Background During a substantial elevation in scarlet fever (SF) notifications in 2014 a national genomic study was undertaken of Streptococcus pyogenes (Group A Streptococci, GAS) isolates from patients with SF with comparison to isolates from patients with invasive disease (iGAS) to test the hypotheses that the increase in SF was due to either the introduction of one or more new/emerging strains in the population in England or the transmission of a known genetic element through the population of GAS by horizontal gene transfer (HGT) resulting in infections with an increased likelihood of causing SF. Isolates were collected to provide geographical representation, for approximately 5% SF isolates from each region from 1 st April 2014 to 18 th June 2014. Contemporaneous iGAS isolates for which genomic data were available were included for comparison. Data were analysed in order to determine emm gene sequence type, phylogenetic lineage and genomic clade representation, the presence of known prophage elements and the presence of genes known to confer pathogenicity and resistance to antibiotics. Results 555 isolates were analysed, 303 from patients with SF and 252 from patients with iGAS. Isolates from patients with SF were of multiple distinct emm sequence types and phylogenetic lineages. Prior to data normalisation, emm 3 was the predominant type (accounting for 42.9% of SF isolates, 130/303 95%CI 37.5–48.5; 14.7% higher than the percentage of emm 3 isolates found in the iGAS isolates). Post-normalisation emm types, 4 and 12, were found to be over-represented in patients with SF versus iGAS ( p  < 0.001). A single gene, ssa, was over-represented in isolates from patients with SF. No single phage was found to be over represented in SF vs iGAS. However, a “meta-ssa” phage defined by the presence of :315.2, SPsP6, MGAS10750.3 or HK360ssa, was found to be over represented.
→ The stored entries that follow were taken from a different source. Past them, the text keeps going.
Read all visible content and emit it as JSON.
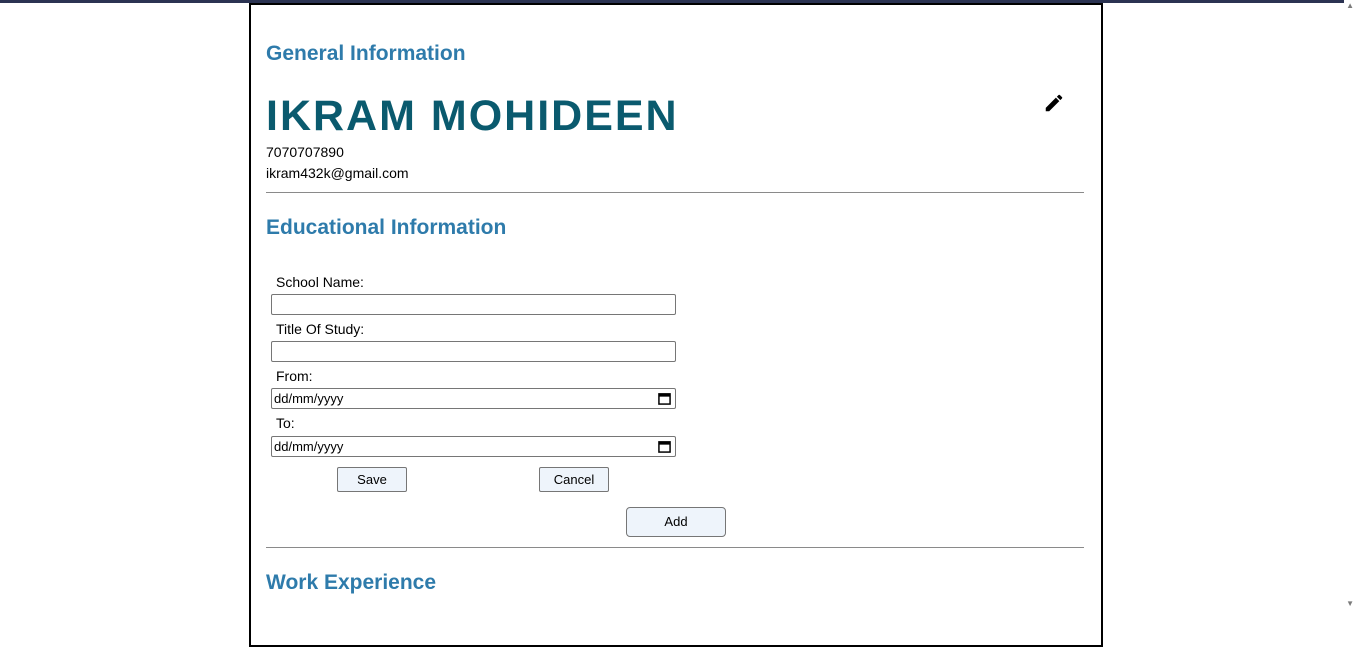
{
  "general": {
    "heading": "General Information",
    "name": "IKRAM MOHIDEEN",
    "phone": "7070707890",
    "email": "ikram432k@gmail.com",
    "edit_icon": "pencil-icon"
  },
  "education": {
    "heading": "Educational Information",
    "school_label": "School Name:",
    "school_value": "",
    "study_label": "Title Of Study:",
    "study_value": "",
    "from_label": "From:",
    "from_placeholder": "dd/mm/yyyy",
    "to_label": "To:",
    "to_placeholder": "dd/mm/yyyy",
    "save_label": "Save",
    "cancel_label": "Cancel",
    "add_label": "Add"
  },
  "work": {
    "heading": "Work Experience"
  },
  "colors": {
    "heading": "#2e7bab",
    "name": "#0a5a6e",
    "button_bg": "#eef4fb",
    "top_bar": "#2b3352"
  }
}
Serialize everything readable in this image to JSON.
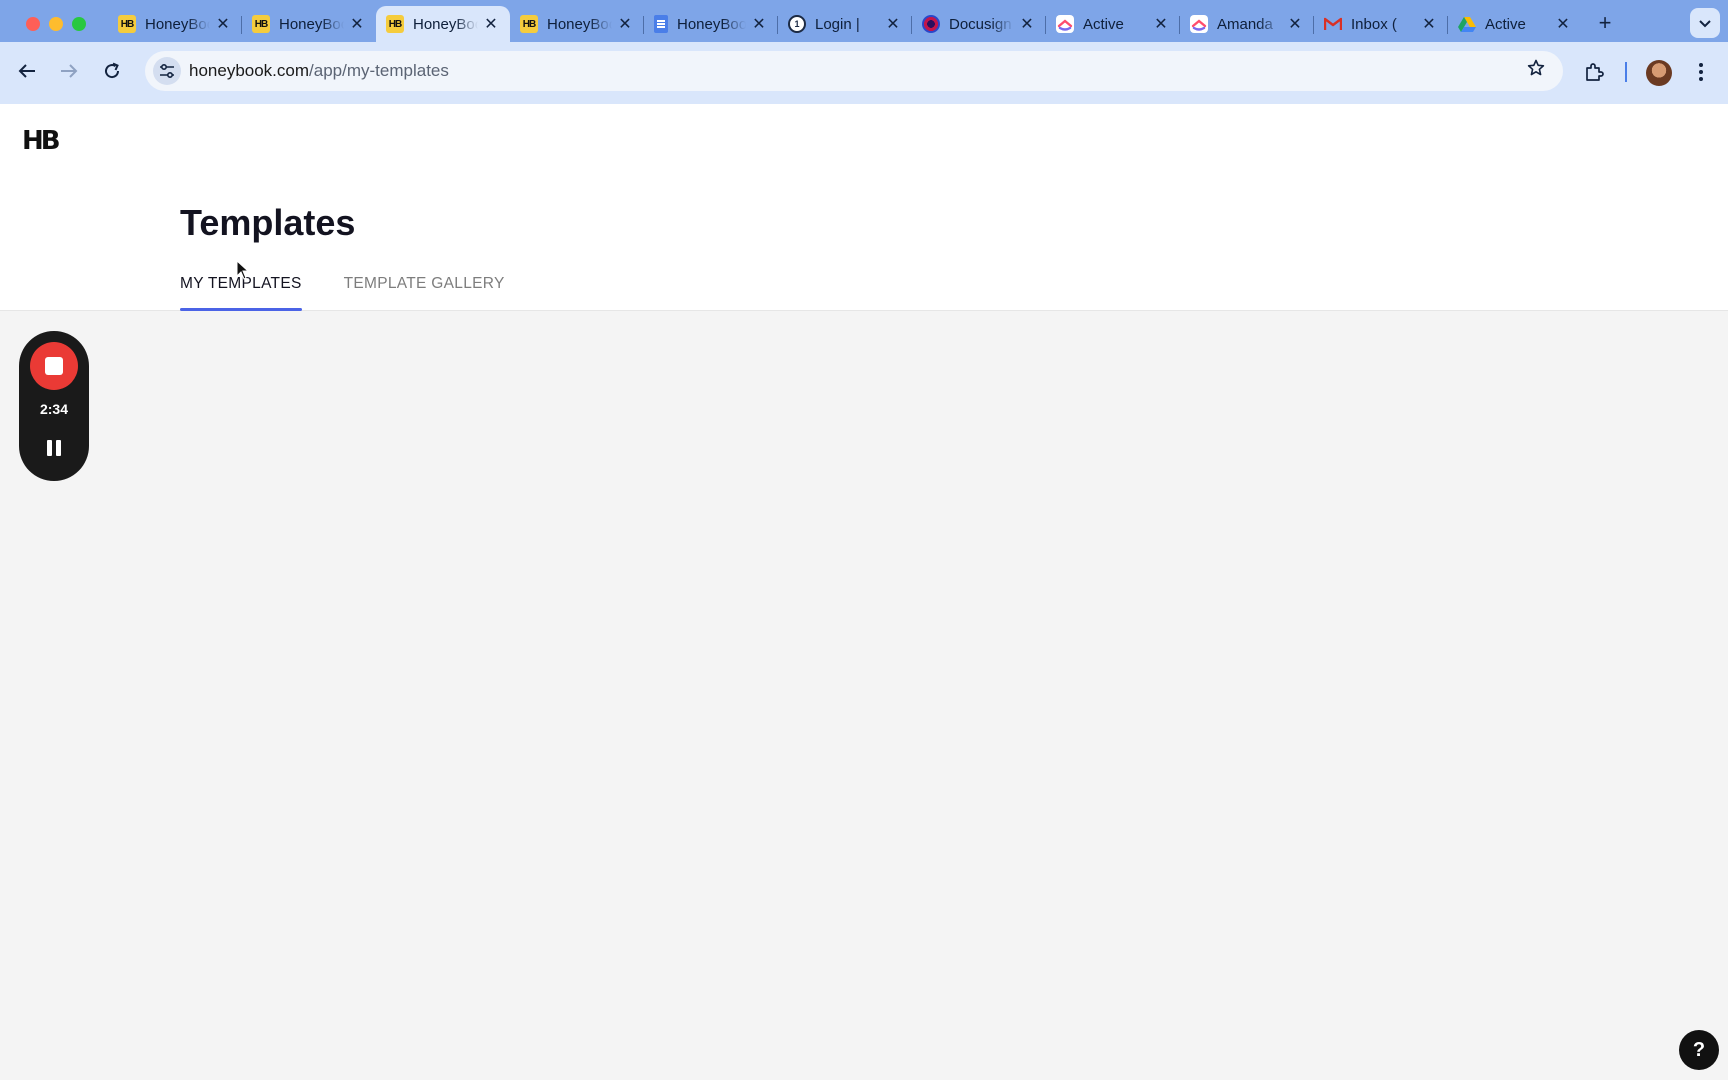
{
  "browser": {
    "tabs": [
      {
        "title": "HoneyBook",
        "favicon": "honeybook-favicon"
      },
      {
        "title": "HoneyBook",
        "favicon": "honeybook-favicon"
      },
      {
        "title": "HoneyBook",
        "favicon": "honeybook-favicon",
        "active": true
      },
      {
        "title": "HoneyBook",
        "favicon": "honeybook-favicon"
      },
      {
        "title": "HoneyBook",
        "favicon": "google-docs-favicon"
      },
      {
        "title": "Login |",
        "favicon": "onepassword-favicon"
      },
      {
        "title": "Docusign",
        "favicon": "docusign-favicon"
      },
      {
        "title": "Active",
        "favicon": "clickup-favicon"
      },
      {
        "title": "Amanda",
        "favicon": "clickup-favicon"
      },
      {
        "title": "Inbox (",
        "favicon": "gmail-favicon"
      },
      {
        "title": "Active",
        "favicon": "google-drive-favicon"
      }
    ],
    "close_glyph": "✕",
    "new_tab_glyph": "+",
    "url_host": "honeybook.com",
    "url_path": "/app/my-templates"
  },
  "app": {
    "logo_text": "HB",
    "page_title": "Templates",
    "tabs": [
      {
        "label": "MY TEMPLATES",
        "active": true
      },
      {
        "label": "TEMPLATE GALLERY",
        "active": false
      }
    ]
  },
  "recorder": {
    "elapsed": "2:34"
  },
  "help": {
    "label": "?"
  },
  "colors": {
    "browser_frame": "#7ea5e8",
    "tab_accent": "#4b63e6",
    "record_red": "#ea3a35"
  }
}
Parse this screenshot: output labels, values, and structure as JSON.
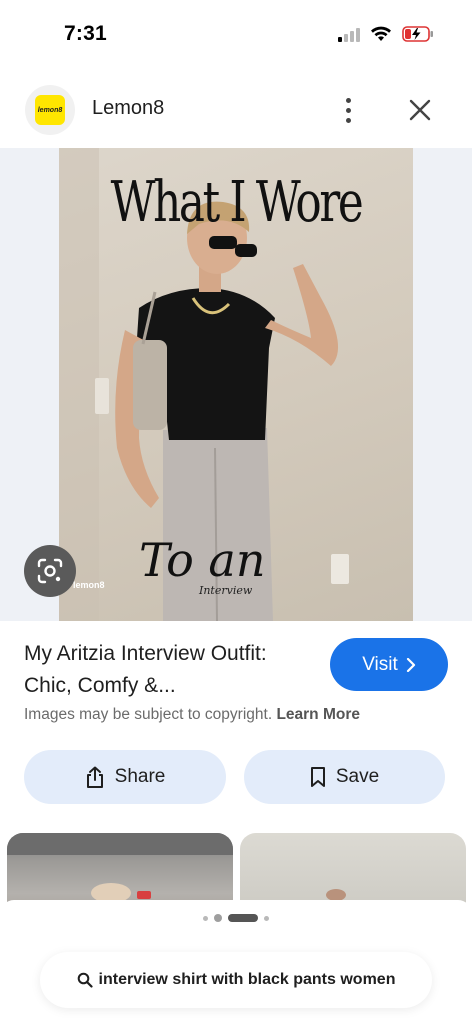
{
  "status_bar": {
    "time": "7:31"
  },
  "header": {
    "app_name": "Lemon8",
    "logo_text": "lemon8"
  },
  "image": {
    "overlay_title": "What I Wore",
    "overlay_script": "To an",
    "overlay_script_sub": "Interview",
    "watermark": "lemon8"
  },
  "result": {
    "title": "My Aritzia Interview Outfit: Chic, Comfy &...",
    "visit_label": "Visit",
    "copyright_text": "Images may be subject to copyright.",
    "learn_more_label": "Learn More"
  },
  "actions": {
    "share_label": "Share",
    "save_label": "Save"
  },
  "bottom": {
    "search_query": "interview shirt with black pants women"
  },
  "colors": {
    "accent": "#1a73e8",
    "action_button_bg": "#e3ecfa",
    "logo_yellow": "#ffe600"
  }
}
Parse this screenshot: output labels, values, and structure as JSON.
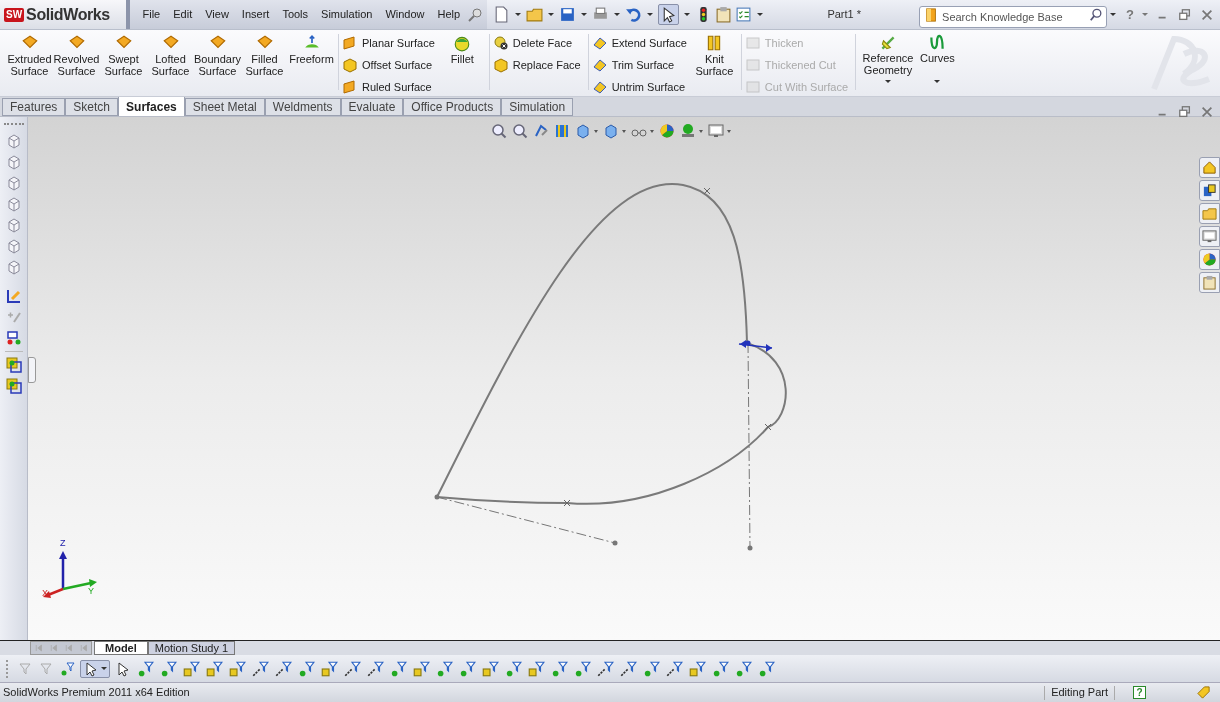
{
  "app": {
    "logo_badge": "SW",
    "logo": "SolidWorks"
  },
  "menu": [
    "File",
    "Edit",
    "View",
    "Insert",
    "Tools",
    "Simulation",
    "Window",
    "Help"
  ],
  "document_title": "Part1 *",
  "search": {
    "placeholder": "Search Knowledge Base"
  },
  "title_buttons": [
    "?"
  ],
  "ribbon": [
    {
      "kind": "large",
      "label": "Extruded Surface",
      "disabled": false
    },
    {
      "kind": "large",
      "label": "Revolved Surface",
      "disabled": false
    },
    {
      "kind": "large",
      "label": "Swept Surface",
      "disabled": false
    },
    {
      "kind": "large",
      "label": "Lofted Surface",
      "disabled": false
    },
    {
      "kind": "large",
      "label": "Boundary Surface",
      "disabled": false
    },
    {
      "kind": "large",
      "label": "Filled Surface",
      "disabled": false
    },
    {
      "kind": "large",
      "label": "Freeform",
      "disabled": false
    },
    {
      "kind": "separator"
    },
    {
      "kind": "stack",
      "items": [
        {
          "label": "Planar Surface",
          "disabled": false
        },
        {
          "label": "Offset Surface",
          "disabled": false
        },
        {
          "label": "Ruled Surface",
          "disabled": false
        }
      ]
    },
    {
      "kind": "large",
      "label": "Fillet",
      "disabled": false
    },
    {
      "kind": "separator"
    },
    {
      "kind": "stack",
      "items": [
        {
          "label": "Delete Face",
          "disabled": false
        },
        {
          "label": "Replace Face",
          "disabled": false
        }
      ]
    },
    {
      "kind": "separator"
    },
    {
      "kind": "stack",
      "items": [
        {
          "label": "Extend Surface",
          "disabled": false
        },
        {
          "label": "Trim Surface",
          "disabled": false
        },
        {
          "label": "Untrim Surface",
          "disabled": false
        }
      ]
    },
    {
      "kind": "large",
      "label": "Knit Surface",
      "disabled": false
    },
    {
      "kind": "separator"
    },
    {
      "kind": "stack",
      "items": [
        {
          "label": "Thicken",
          "disabled": true
        },
        {
          "label": "Thickened Cut",
          "disabled": true
        },
        {
          "label": "Cut With Surface",
          "disabled": true
        }
      ]
    },
    {
      "kind": "separator"
    },
    {
      "kind": "dropdown",
      "label": "Reference Geometry",
      "disabled": false
    },
    {
      "kind": "dropdown",
      "label": "Curves",
      "disabled": false
    }
  ],
  "tabs": [
    {
      "label": "Features",
      "selected": false
    },
    {
      "label": "Sketch",
      "selected": false
    },
    {
      "label": "Surfaces",
      "selected": true
    },
    {
      "label": "Sheet Metal",
      "selected": false
    },
    {
      "label": "Weldments",
      "selected": false
    },
    {
      "label": "Evaluate",
      "selected": false
    },
    {
      "label": "Office Products",
      "selected": false
    },
    {
      "label": "Simulation",
      "selected": false
    }
  ],
  "triad": {
    "z": "Z",
    "x": "X",
    "y": "Y"
  },
  "bottom_tabs": [
    {
      "label": "Model",
      "selected": true
    },
    {
      "label": "Motion Study 1",
      "selected": false
    }
  ],
  "status_bar": {
    "edition": "SolidWorks Premium 2011 x64 Edition",
    "mode": "Editing Part",
    "help": "?"
  }
}
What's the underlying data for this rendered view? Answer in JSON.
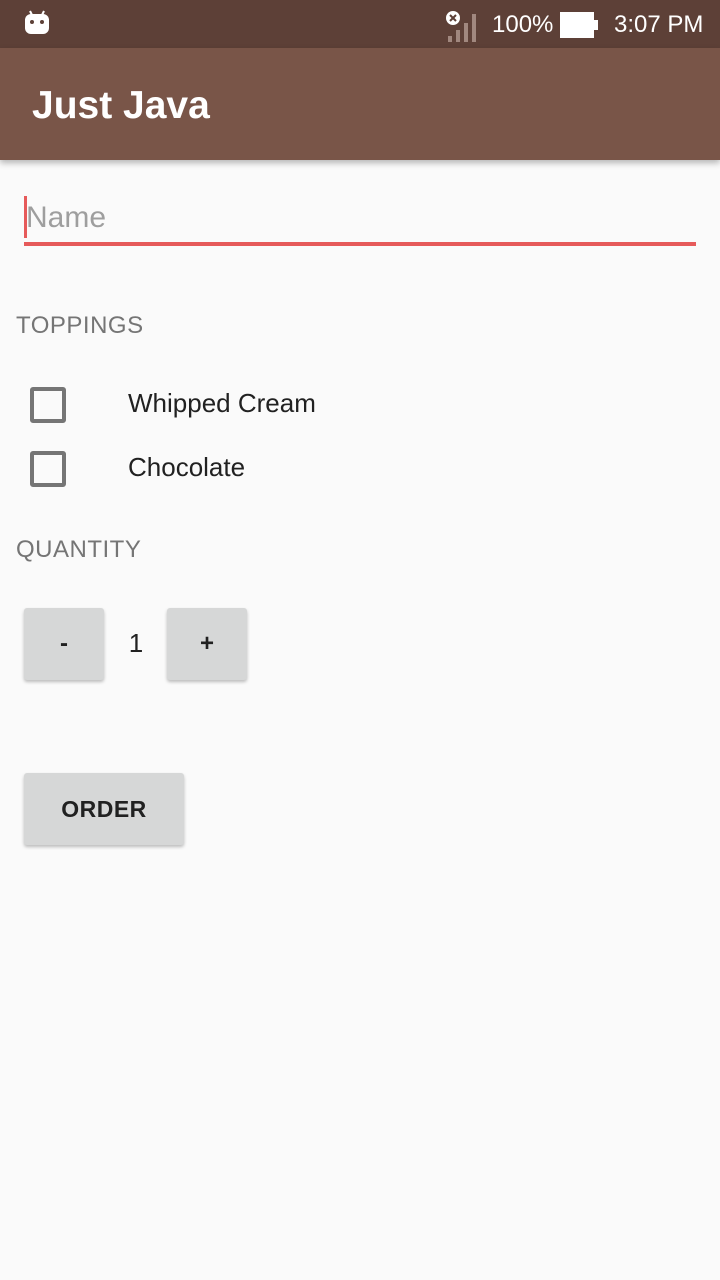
{
  "status_bar": {
    "battery_percent": "100%",
    "time": "3:07 PM",
    "colors": {
      "background": "#5d4037"
    }
  },
  "app_bar": {
    "title": "Just Java",
    "colors": {
      "background": "#795548"
    }
  },
  "name_input": {
    "placeholder": "Name",
    "value": "",
    "accent_color": "#e65a5a"
  },
  "toppings": {
    "heading": "TOPPINGS",
    "items": [
      {
        "label": "Whipped Cream",
        "checked": false
      },
      {
        "label": "Chocolate",
        "checked": false
      }
    ]
  },
  "quantity": {
    "heading": "QUANTITY",
    "decrement_label": "-",
    "value": "1",
    "increment_label": "+"
  },
  "order": {
    "label": "ORDER"
  },
  "icons": [
    "android-icon",
    "signal-icon",
    "battery-icon"
  ]
}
The HKU360.vir phage was not detected yet the HKU360.ssa phage was present in 43/63 emm 12 isolates but not found to be over-represented in isolates from patients with SF. Conclusions There is no evidence that the increased number of SF cases was a strain-specific or known mobile element specific phenomenon, as the increase in SF cases was associated with multiple lineages of GAS.